A Cornerstone of Black History: African Lodge No. 459’s 250th Anniversary

To celebrate the 250th anniversary of its inauguration, the Freemason African Lodge No. 459 will symbolically reopen in 2026 to pay tribute to its revolutionary founding members. This lodge, first organized on July 3, 1776, began what would become the oldest and largest Black fraternal organization in the United States.

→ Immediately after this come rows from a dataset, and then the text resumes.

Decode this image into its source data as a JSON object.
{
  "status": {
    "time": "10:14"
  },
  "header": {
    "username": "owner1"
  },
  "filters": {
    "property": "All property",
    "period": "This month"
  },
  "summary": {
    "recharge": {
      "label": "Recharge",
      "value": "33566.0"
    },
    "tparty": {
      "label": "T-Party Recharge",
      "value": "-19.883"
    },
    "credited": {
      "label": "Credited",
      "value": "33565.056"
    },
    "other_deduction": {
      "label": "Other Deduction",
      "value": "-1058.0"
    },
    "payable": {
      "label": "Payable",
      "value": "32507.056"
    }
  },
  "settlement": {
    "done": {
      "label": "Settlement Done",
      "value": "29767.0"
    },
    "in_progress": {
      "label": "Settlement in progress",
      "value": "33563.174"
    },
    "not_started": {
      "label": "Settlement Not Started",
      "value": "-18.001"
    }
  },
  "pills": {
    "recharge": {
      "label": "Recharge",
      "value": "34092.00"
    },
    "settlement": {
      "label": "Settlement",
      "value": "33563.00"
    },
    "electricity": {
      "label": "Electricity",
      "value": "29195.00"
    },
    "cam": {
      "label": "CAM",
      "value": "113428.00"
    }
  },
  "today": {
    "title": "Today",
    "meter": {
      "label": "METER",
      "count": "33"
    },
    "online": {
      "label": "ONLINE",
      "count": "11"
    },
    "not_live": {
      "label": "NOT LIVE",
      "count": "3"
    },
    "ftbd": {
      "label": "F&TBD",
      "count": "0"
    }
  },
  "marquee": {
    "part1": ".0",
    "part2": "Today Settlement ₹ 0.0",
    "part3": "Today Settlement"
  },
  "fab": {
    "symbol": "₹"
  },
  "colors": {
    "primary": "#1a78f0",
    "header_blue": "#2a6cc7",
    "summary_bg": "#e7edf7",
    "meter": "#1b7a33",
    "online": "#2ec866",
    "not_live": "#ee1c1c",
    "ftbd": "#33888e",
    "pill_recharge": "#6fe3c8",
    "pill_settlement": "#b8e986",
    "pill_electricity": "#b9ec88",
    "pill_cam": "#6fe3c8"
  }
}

In 1775, Prince Hall and 14 other free men of color were denied admittance into the then all-white St. John’s Lodge Boston. After being turned away from colonial Freemasonry, this group of men applied and succeeded in becoming masons of a lodge attached to the British Foot Infantry – the first time Black men were made masons in America. However, after the start of the Revolutionary War, this lodge left Boston, leaving Prince Hall and his fellow masons without a place to gather.

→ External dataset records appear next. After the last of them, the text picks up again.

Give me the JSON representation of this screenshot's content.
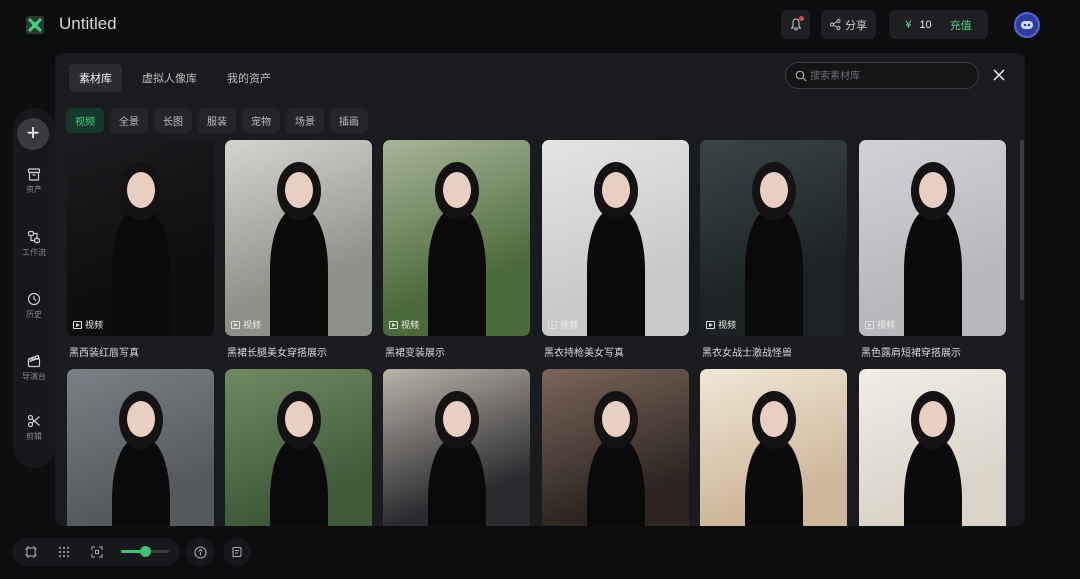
{
  "app": {
    "title": "Untitled"
  },
  "header": {
    "share_label": "分享",
    "credits_symbol": "¥",
    "credits_value": "10",
    "recharge_label": "充值"
  },
  "sidebar": {
    "add_label": "+",
    "items": [
      {
        "label": "资产",
        "icon": "archive-icon"
      },
      {
        "label": "工作流",
        "icon": "workflow-icon"
      },
      {
        "label": "历史",
        "icon": "clock-icon"
      },
      {
        "label": "导演台",
        "icon": "clapperboard-icon"
      },
      {
        "label": "剪辑",
        "icon": "scissors-icon"
      }
    ]
  },
  "bottombar": {
    "zoom_level": 0.5,
    "icons": [
      "frame-icon",
      "grid-icon",
      "fit-screen-icon",
      "help-icon",
      "notes-icon"
    ]
  },
  "modal": {
    "tabs": [
      {
        "label": "素材库",
        "active": true
      },
      {
        "label": "虚拟人像库",
        "active": false
      },
      {
        "label": "我的资产",
        "active": false
      }
    ],
    "search_placeholder": "搜索素材库",
    "filters": [
      {
        "label": "视频",
        "active": true
      },
      {
        "label": "全景",
        "active": false
      },
      {
        "label": "长图",
        "active": false
      },
      {
        "label": "服装",
        "active": false
      },
      {
        "label": "宠物",
        "active": false
      },
      {
        "label": "场景",
        "active": false
      },
      {
        "label": "插画",
        "active": false
      }
    ],
    "badge_label": "视频",
    "cards_row1": [
      {
        "title": "黑西装红唇写真",
        "bg": "#0e0c0d",
        "accent": "#1d1b1f"
      },
      {
        "title": "黑裙长腿美女穿搭展示",
        "bg": "#8f8f8a",
        "accent": "#d6d4cf"
      },
      {
        "title": "黑裙变装展示",
        "bg": "#4b6a3a",
        "accent": "#a7b59a"
      },
      {
        "title": "黑衣持枪美女写真",
        "bg": "#c9c9c9",
        "accent": "#e4e4e4"
      },
      {
        "title": "黑衣女战士激战怪兽",
        "bg": "#1c2224",
        "accent": "#3a4446"
      },
      {
        "title": "黑色露肩短裙穿搭展示",
        "bg": "#b9b7bc",
        "accent": "#d3d1d6"
      }
    ],
    "cards_row2": [
      {
        "bg": "#55595e",
        "accent": "#7b8086"
      },
      {
        "bg": "#3f5a39",
        "accent": "#6f8a63"
      },
      {
        "bg": "#2a2a2f",
        "accent": "#b9b3a8"
      },
      {
        "bg": "#2d2521",
        "accent": "#7a655a"
      },
      {
        "bg": "#cdb79a",
        "accent": "#f0e6d6"
      },
      {
        "bg": "#d9d3c8",
        "accent": "#f1ede5"
      }
    ]
  }
}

Beginning in 1776, this first African Lodge organized and eventually petitioned the Grand Lodge of England for a complete charter in 1784. On September 29, 1784, the lodge was officially inaugurated as “The African Lodge No. 1” (later renamed African Lodge #459), the first official lodge of Black men in America.

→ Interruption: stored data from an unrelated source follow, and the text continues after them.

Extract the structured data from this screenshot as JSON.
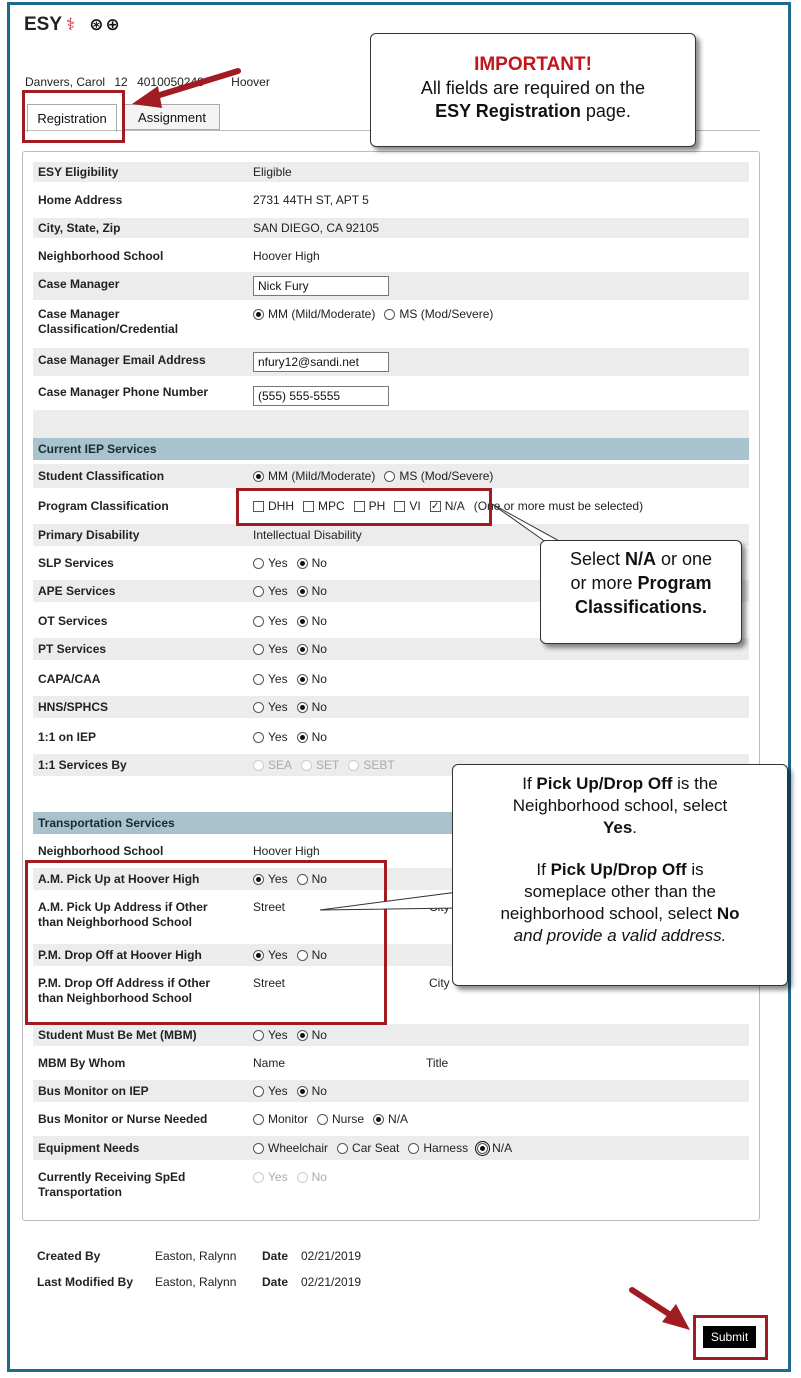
{
  "app": {
    "logo_text": "ESY",
    "tools_icons": "⊛⊕"
  },
  "student": {
    "name": "Danvers, Carol",
    "grade": "12",
    "id": "4010050248",
    "school": "Hoover"
  },
  "tabs": [
    {
      "label": "Registration"
    },
    {
      "label": "Assignment"
    }
  ],
  "callouts": {
    "important": {
      "title": "IMPORTANT!",
      "line1": "All fields are required on the",
      "line2_bold": "ESY Registration",
      "line2_rest": " page."
    },
    "program": {
      "l1a": "Select ",
      "l1b": "N/A",
      "l1c": " or one",
      "l2a": "or more ",
      "l2b": "Program",
      "l3": "Classifications."
    },
    "pickup": {
      "p1a": "If ",
      "p1b": "Pick Up/Drop Off",
      "p1c": " is the",
      "p1d": "Neighborhood school, select",
      "p1e": "Yes",
      "p1f": ".",
      "p2a": "If ",
      "p2b": "Pick Up/Drop Off",
      "p2c": " is",
      "p2d": "someplace other than the",
      "p2e": "neighborhood school, select ",
      "p2f": "No",
      "p2g": "and provide a valid address."
    }
  },
  "registration": {
    "esy_eligibility": {
      "label": "ESY Eligibility",
      "value": "Eligible"
    },
    "home_address": {
      "label": "Home Address",
      "value": "2731 44TH ST, APT 5"
    },
    "city_state_zip": {
      "label": "City, State, Zip",
      "value": "SAN DIEGO, CA 92105"
    },
    "neighborhood_school": {
      "label": "Neighborhood School",
      "value": "Hoover High"
    },
    "case_manager": {
      "label": "Case Manager",
      "value": "Nick Fury"
    },
    "cm_class": {
      "label1": "Case Manager",
      "label2": "Classification/Credential",
      "opt1": "MM (Mild/Moderate)",
      "opt2": "MS (Mod/Severe)"
    },
    "cm_email": {
      "label": "Case Manager Email Address",
      "value": "nfury12@sandi.net"
    },
    "cm_phone": {
      "label": "Case Manager Phone Number",
      "value": "(555) 555-5555"
    }
  },
  "iep": {
    "header": "Current IEP Services",
    "student_class": {
      "label": "Student Classification",
      "opt1": "MM (Mild/Moderate)",
      "opt2": "MS (Mod/Severe)"
    },
    "program_class": {
      "label": "Program Classification",
      "opts": [
        "DHH",
        "MPC",
        "PH",
        "VI",
        "N/A"
      ],
      "note": "(One or more must be selected)"
    },
    "primary_disability": {
      "label": "Primary Disability",
      "value": "Intellectual Disability"
    },
    "yes_label": "Yes",
    "no_label": "No",
    "services": [
      "SLP Services",
      "APE Services",
      "OT Services",
      "PT Services",
      "CAPA/CAA",
      "HNS/SPHCS",
      "1:1 on IEP"
    ],
    "one_on_one_by": {
      "label": "1:1 Services By",
      "opts": [
        "SEA",
        "SET",
        "SEBT"
      ]
    }
  },
  "transport": {
    "header": "Transportation Services",
    "neighborhood_school": {
      "label": "Neighborhood School",
      "value": "Hoover High"
    },
    "am_pickup": {
      "label": "A.M. Pick Up at Hoover High"
    },
    "am_address": {
      "label1": "A.M. Pick Up Address if Other",
      "label2": "than Neighborhood School",
      "street": "Street",
      "city": "City"
    },
    "pm_dropoff": {
      "label": "P.M. Drop Off at Hoover High"
    },
    "pm_address": {
      "label1": "P.M. Drop Off Address if Other",
      "label2": "than Neighborhood School",
      "street": "Street",
      "city": "City"
    },
    "must_be_met": {
      "label": "Student Must Be Met (MBM)"
    },
    "mbm_by": {
      "label": "MBM By Whom",
      "name": "Name",
      "title": "Title"
    },
    "bus_monitor": {
      "label": "Bus Monitor on IEP"
    },
    "monitor_nurse": {
      "label": "Bus Monitor or Nurse Needed",
      "opts": [
        "Monitor",
        "Nurse",
        "N/A"
      ]
    },
    "equipment": {
      "label": "Equipment Needs",
      "opts": [
        "Wheelchair",
        "Car Seat",
        "Harness",
        "N/A"
      ]
    },
    "receiving": {
      "label1": "Currently Receiving SpEd",
      "label2": "Transportation"
    }
  },
  "footer": {
    "created_by_label": "Created By",
    "created_by": "Easton, Ralynn",
    "date_label": "Date",
    "created_date": "02/21/2019",
    "modified_by_label": "Last Modified By",
    "modified_by": "Easton, Ralynn",
    "modified_date": "02/21/2019",
    "submit_label": "Submit"
  },
  "colors": {
    "frame": "#1d6a8c",
    "header_row": "#a9c3ce",
    "annotation_red": "#a01c22",
    "callout_red": "#c0161c"
  }
}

With an official charter, African Lodge #459 initiated more members from Boston’s community of free Black men. The original African Lodge #459 was a foundational part of Boston’s Black community, acting as a fraternal organization and mutual aid society for its members. Not only did Prince Hall and the lodge’s founding members build connections between free Black men in post-war Boston, but the lodge also became a cornerstone of activism for racial equality and civil rights. Hall and other members of the African Lodge #459 petitioned the Massachusetts legislature on a series of racial issues, from equal access to education to a ban on slave-trading ships in the port of Boston.

The original lodge proliferated, and in 1791, Prince Hall was made a Provincial Grand Master, organizing additional African Lodges in Philadelphia and Rhode Island. After his death, these African Lodges were renamed in his honor to the Prince Hall Grand Lodge. Today, over 5,000 lodges and 47 grand lodges trace their ancestry back to the original Prince Hall Grand Lodge in Massachusetts. Almost 250 years after the beginning of our nation and African Lodge no. 459, the organization continues to support the rights of Boston’s Black community.